07 July 2021 | News
Scientists have designed a Y15 peptide that displays a strong tendency to assemble in cellular environments during tissue engineering, wound healing, and vaccinations
Photo Credit: Tokyo Tech, Japan
Scientists at Tokyo Institute of Technology (Tokyo Tech) have set out to harness the potential of self-assembling peptides (SAPs) in intracellular spaces.
They present a de novo designed peptide, Y15, which displays a strong tendency to assemble in cellular environments. The addition of Y15-tagged bioactive proteins can functionalize these assemblies, enhancing their utility and relevance by leaps and bounds.
Biomaterials with structure and dynamic functionality are building blocks that have been explored for developing biomaterials by self-assembly, but SAPs have garnered special attention due to their tunability and potential use in various applications such as tissue engineering, wound healing, and vaccinations. Despite these benefits, the SAP-based approach is less explored in the intracellular context.
A team of scientists from the Tokyo Institute of Technology (Tokyo Tech), led by Assistant Prof. Takayuki Miki, have reported a de novo peptide, Y15, that readily forms secondary structures to enable bottom-up synthesis of functional protein assemblies in live cells. Their findings are published in Nature Communications. Assistant Prof. Miki explains, "The cell environment is a dense milieu in which macromolecules occupy a considerable volume; developing SAPs that interact in such a crude setting is difficult. Hence, we created a de novo peptide which shows a high propensity to assemble in intracellular spaces."
The scientists realized that Y15 could be a key motif in the formation of protein assemblies in a liquid solution. Furthermore, when Y15-sfGFPs were expressed in live cells, several tests corroborated the clustering of Y15-sfGFP in live cells, confirming that these peptides can facilitate protein assembly.
The researchers were also able to build artificial microscale structures by fusing Y15 to Azami-Green, a tetrameric fluorescent protein. Thus, Y15-based assemblies could be adorned with functional proteins as well.
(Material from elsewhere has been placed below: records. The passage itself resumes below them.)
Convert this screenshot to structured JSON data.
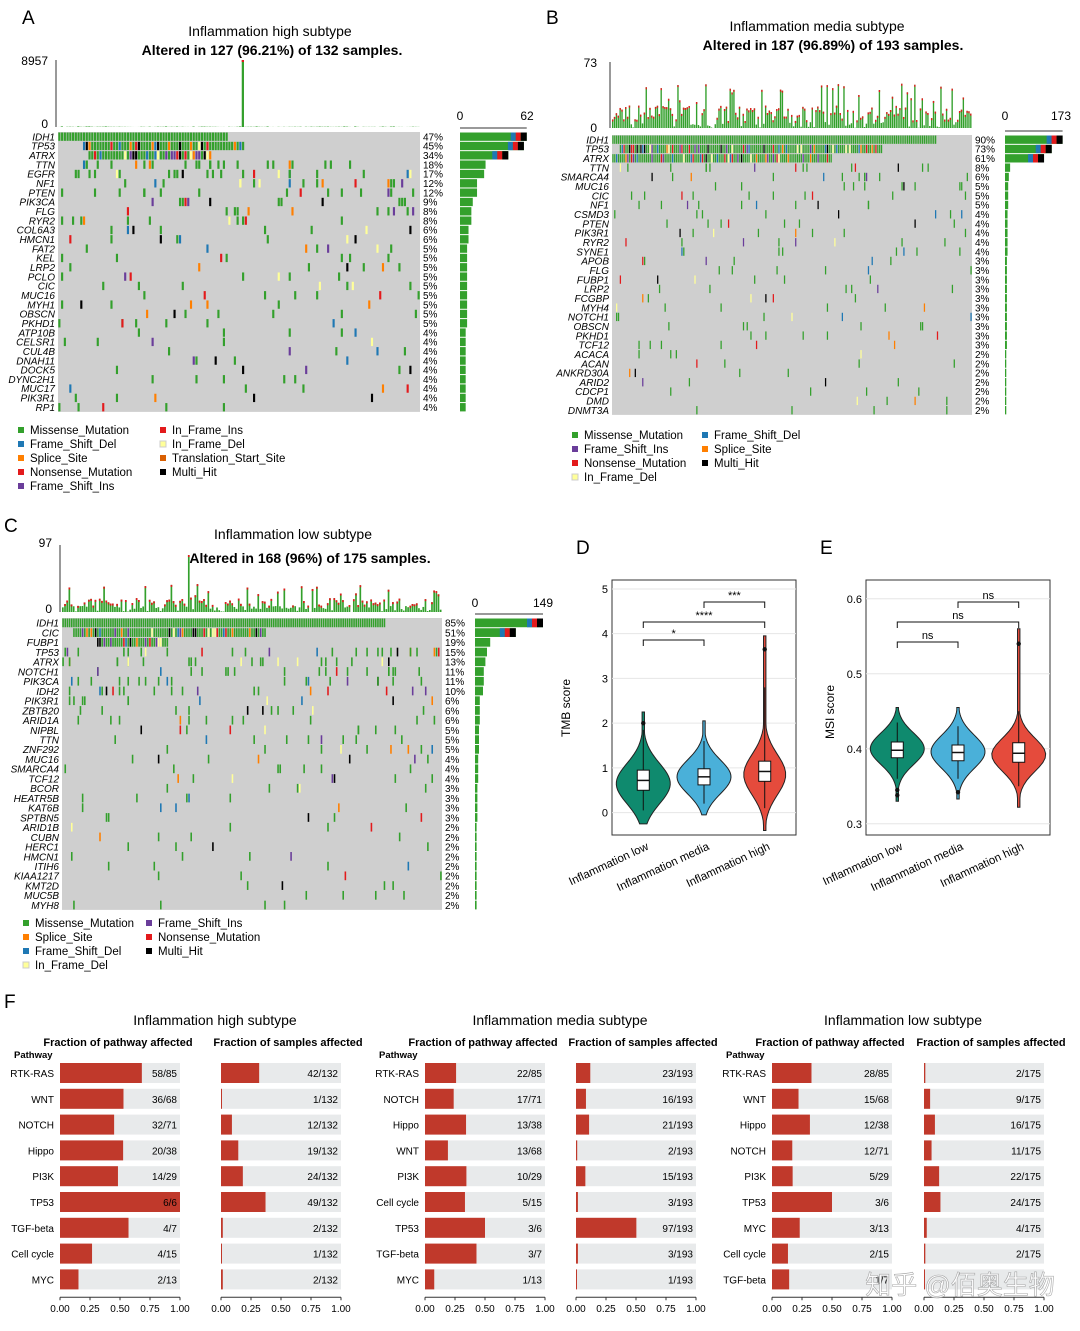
{
  "panels": {
    "A": {
      "letter": "A",
      "title": "Inflammation high subtype",
      "subtitle": "Altered in 127 (96.21%) of 132 samples.",
      "tmb_max": "8957",
      "tmb_min": "0",
      "bar_min": "0",
      "bar_max": "62",
      "samples": 132,
      "genes": [
        "IDH1",
        "TP53",
        "ATRX",
        "TTN",
        "EGFR",
        "NF1",
        "PTEN",
        "PIK3CA",
        "FLG",
        "RYR2",
        "COL6A3",
        "HMCN1",
        "FAT2",
        "KEL",
        "LRP2",
        "PCLO",
        "CIC",
        "MUC16",
        "MYH1",
        "OBSCN",
        "PKHD1",
        "ATP10B",
        "CELSR1",
        "CUL4B",
        "DNAH11",
        "DOCK5",
        "DYNC2H1",
        "MUC17",
        "PIK3R1",
        "RP1"
      ],
      "pcts": [
        "47%",
        "45%",
        "34%",
        "18%",
        "17%",
        "12%",
        "12%",
        "9%",
        "8%",
        "8%",
        "6%",
        "6%",
        "5%",
        "5%",
        "5%",
        "5%",
        "5%",
        "5%",
        "5%",
        "5%",
        "5%",
        "4%",
        "4%",
        "4%",
        "4%",
        "4%",
        "4%",
        "4%",
        "4%",
        "4%"
      ],
      "legend": [
        {
          "label": "Missense_Mutation",
          "color": "#33a02c"
        },
        {
          "label": "In_Frame_Ins",
          "color": "#e31a1c"
        },
        {
          "label": "Frame_Shift_Del",
          "color": "#1f78b4"
        },
        {
          "label": "In_Frame_Del",
          "color": "#ffff99"
        },
        {
          "label": "Splice_Site",
          "color": "#ff7f00"
        },
        {
          "label": "Translation_Start_Site",
          "color": "#d95f02"
        },
        {
          "label": "Nonsense_Mutation",
          "color": "#e31a1c"
        },
        {
          "label": "Multi_Hit",
          "color": "#000000"
        },
        {
          "label": "Frame_Shift_Ins",
          "color": "#6a3d9a"
        }
      ]
    },
    "B": {
      "letter": "B",
      "title": "Inflammation media subtype",
      "subtitle": "Altered in 187 (96.89%) of 193 samples.",
      "tmb_max": "73",
      "tmb_min": "0",
      "bar_min": "0",
      "bar_max": "173",
      "samples": 193,
      "genes": [
        "IDH1",
        "TP53",
        "ATRX",
        "TTN",
        "SMARCA4",
        "MUC16",
        "CIC",
        "NF1",
        "CSMD3",
        "PTEN",
        "PIK3R1",
        "RYR2",
        "SYNE1",
        "APOB",
        "FLG",
        "FUBP1",
        "LRP2",
        "FCGBP",
        "MYH4",
        "NOTCH1",
        "OBSCN",
        "PKHD1",
        "TCF12",
        "ACACA",
        "ACAN",
        "ANKRD30A",
        "ARID2",
        "CDCP1",
        "DMD",
        "DNMT3A"
      ],
      "pcts": [
        "90%",
        "73%",
        "61%",
        "8%",
        "6%",
        "5%",
        "5%",
        "5%",
        "4%",
        "4%",
        "4%",
        "4%",
        "4%",
        "3%",
        "3%",
        "3%",
        "3%",
        "3%",
        "3%",
        "3%",
        "3%",
        "3%",
        "3%",
        "2%",
        "2%",
        "2%",
        "2%",
        "2%",
        "2%",
        "2%"
      ],
      "legend": [
        {
          "label": "Missense_Mutation",
          "color": "#33a02c"
        },
        {
          "label": "Frame_Shift_Del",
          "color": "#1f78b4"
        },
        {
          "label": "Frame_Shift_Ins",
          "color": "#6a3d9a"
        },
        {
          "label": "Splice_Site",
          "color": "#ff7f00"
        },
        {
          "label": "Nonsense_Mutation",
          "color": "#e31a1c"
        },
        {
          "label": "Multi_Hit",
          "color": "#000000"
        },
        {
          "label": "In_Frame_Del",
          "color": "#ffff99"
        }
      ]
    },
    "C": {
      "letter": "C",
      "title": "Inflammation low subtype",
      "subtitle": "Altered in 168 (96%) of 175 samples.",
      "tmb_max": "97",
      "tmb_min": "0",
      "bar_min": "0",
      "bar_max": "149",
      "samples": 175,
      "genes": [
        "IDH1",
        "CIC",
        "FUBP1",
        "TP53",
        "ATRX",
        "NOTCH1",
        "PIK3CA",
        "IDH2",
        "PIK3R1",
        "ZBTB20",
        "ARID1A",
        "NIPBL",
        "TTN",
        "ZNF292",
        "MUC16",
        "SMARCA4",
        "TCF12",
        "BCOR",
        "HEATR5B",
        "KAT6B",
        "SPTBN5",
        "ARID1B",
        "CUBN",
        "HERC1",
        "HMCN1",
        "ITIH6",
        "KIAA1217",
        "KMT2D",
        "MUC5B",
        "MYH8"
      ],
      "pcts": [
        "85%",
        "51%",
        "19%",
        "15%",
        "13%",
        "11%",
        "11%",
        "10%",
        "6%",
        "6%",
        "6%",
        "5%",
        "5%",
        "5%",
        "4%",
        "4%",
        "4%",
        "3%",
        "3%",
        "3%",
        "3%",
        "2%",
        "2%",
        "2%",
        "2%",
        "2%",
        "2%",
        "2%",
        "2%",
        "2%"
      ],
      "legend": [
        {
          "label": "Missense_Mutation",
          "color": "#33a02c"
        },
        {
          "label": "Frame_Shift_Ins",
          "color": "#6a3d9a"
        },
        {
          "label": "Splice_Site",
          "color": "#ff7f00"
        },
        {
          "label": "Nonsense_Mutation",
          "color": "#e31a1c"
        },
        {
          "label": "Frame_Shift_Del",
          "color": "#1f78b4"
        },
        {
          "label": "Multi_Hit",
          "color": "#000000"
        },
        {
          "label": "In_Frame_Del",
          "color": "#ffff99"
        }
      ]
    },
    "D": {
      "letter": "D",
      "ylabel": "TMB score",
      "yticks": [
        "0",
        "1",
        "2",
        "3",
        "4",
        "5"
      ],
      "groups": [
        "Inflammation low",
        "Inflammation media",
        "Inflammation high"
      ],
      "sig": [
        "*",
        "****",
        "***"
      ]
    },
    "E": {
      "letter": "E",
      "ylabel": "MSI score",
      "yticks": [
        "0.3",
        "0.4",
        "0.5",
        "0.6"
      ],
      "groups": [
        "Inflammation low",
        "Inflammation media",
        "Inflammation high"
      ],
      "sig": [
        "ns",
        "ns",
        "ns"
      ]
    },
    "F": {
      "letter": "F",
      "col1": "Fraction of pathway affected",
      "col2": "Fraction of samples affected",
      "pathway_label": "Pathway",
      "xticks": [
        "0.00",
        "0.25",
        "0.50",
        "0.75",
        "1.00"
      ]
    }
  },
  "colors": {
    "bar_red": "#c0392b",
    "bar_bg": "#e8eaeb",
    "teal": "#0f8a6e",
    "blue": "#4ab0d9",
    "red": "#e54b3c",
    "missense": "#33a02c",
    "grid_cell": "#cfcfcf"
  },
  "watermark": "知乎 @佰奥生物",
  "chart_data": [
    {
      "type": "table",
      "title": "Inflammation high subtype",
      "pathways": [
        "RTK-RAS",
        "WNT",
        "NOTCH",
        "Hippo",
        "PI3K",
        "TP53",
        "TGF-beta",
        "Cell cycle",
        "MYC"
      ],
      "pathway_fraction": [
        0.682,
        0.529,
        0.451,
        0.526,
        0.483,
        1.0,
        0.571,
        0.267,
        0.154
      ],
      "pathway_label": [
        "58/85",
        "36/68",
        "32/71",
        "20/38",
        "14/29",
        "6/6",
        "4/7",
        "4/15",
        "2/13"
      ],
      "sample_fraction": [
        0.318,
        0.008,
        0.091,
        0.144,
        0.182,
        0.371,
        0.015,
        0.008,
        0.015
      ],
      "sample_label": [
        "42/132",
        "1/132",
        "12/132",
        "19/132",
        "24/132",
        "49/132",
        "2/132",
        "1/132",
        "2/132"
      ]
    },
    {
      "type": "table",
      "title": "Inflammation media subtype",
      "pathways": [
        "RTK-RAS",
        "NOTCH",
        "Hippo",
        "WNT",
        "PI3K",
        "Cell cycle",
        "TP53",
        "TGF-beta",
        "MYC"
      ],
      "pathway_fraction": [
        0.259,
        0.239,
        0.342,
        0.191,
        0.345,
        0.333,
        0.5,
        0.429,
        0.077
      ],
      "pathway_label": [
        "22/85",
        "17/71",
        "13/38",
        "13/68",
        "10/29",
        "5/15",
        "3/6",
        "3/7",
        "1/13"
      ],
      "sample_fraction": [
        0.119,
        0.083,
        0.109,
        0.01,
        0.078,
        0.016,
        0.503,
        0.016,
        0.005
      ],
      "sample_label": [
        "23/193",
        "16/193",
        "21/193",
        "2/193",
        "15/193",
        "3/193",
        "97/193",
        "3/193",
        "1/193"
      ]
    },
    {
      "type": "table",
      "title": "Inflammation low subtype",
      "pathways": [
        "RTK-RAS",
        "WNT",
        "Hippo",
        "NOTCH",
        "PI3K",
        "TP53",
        "MYC",
        "Cell cycle",
        "TGF-beta"
      ],
      "pathway_fraction": [
        0.329,
        0.221,
        0.316,
        0.169,
        0.172,
        0.5,
        0.231,
        0.133,
        0.143
      ],
      "pathway_label": [
        "28/85",
        "15/68",
        "12/38",
        "12/71",
        "5/29",
        "3/6",
        "3/13",
        "2/15",
        "1/7"
      ],
      "sample_fraction": [
        0.011,
        0.051,
        0.091,
        0.063,
        0.126,
        0.137,
        0.023,
        0.011,
        0.0
      ],
      "sample_label": [
        "2/175",
        "9/175",
        "16/175",
        "11/175",
        "22/175",
        "24/175",
        "4/175",
        "2/175",
        ""
      ]
    }
  ]
}
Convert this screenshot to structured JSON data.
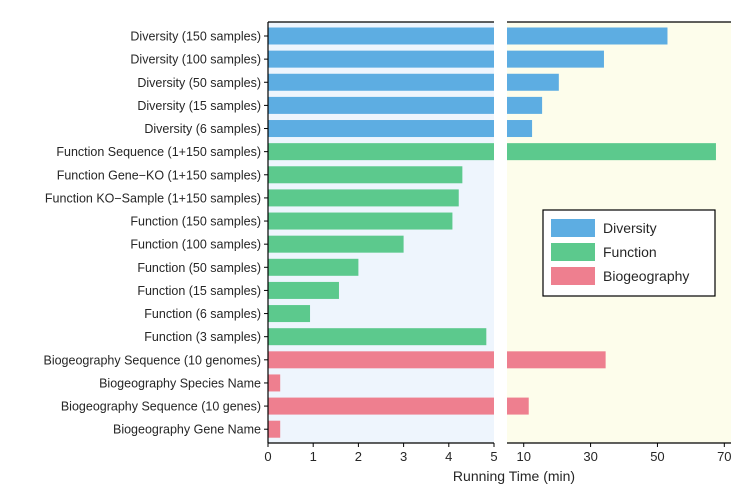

Further, the researchers reconstructed Nck (an adaptor protein) clusters by incorporating Y15-tagged Nck into Y15-based supramolecules. This resulted in N-WASP (neural Wiskott-Aldrich syndrome protein)-mediated actin polymerization, which in turn plays an integral role in cell locomotion. The Y15-based assembly helped in evaluating the impact of Nck domain valency and density-dependency, hence serving as a platform for in-cell reconstitution studies.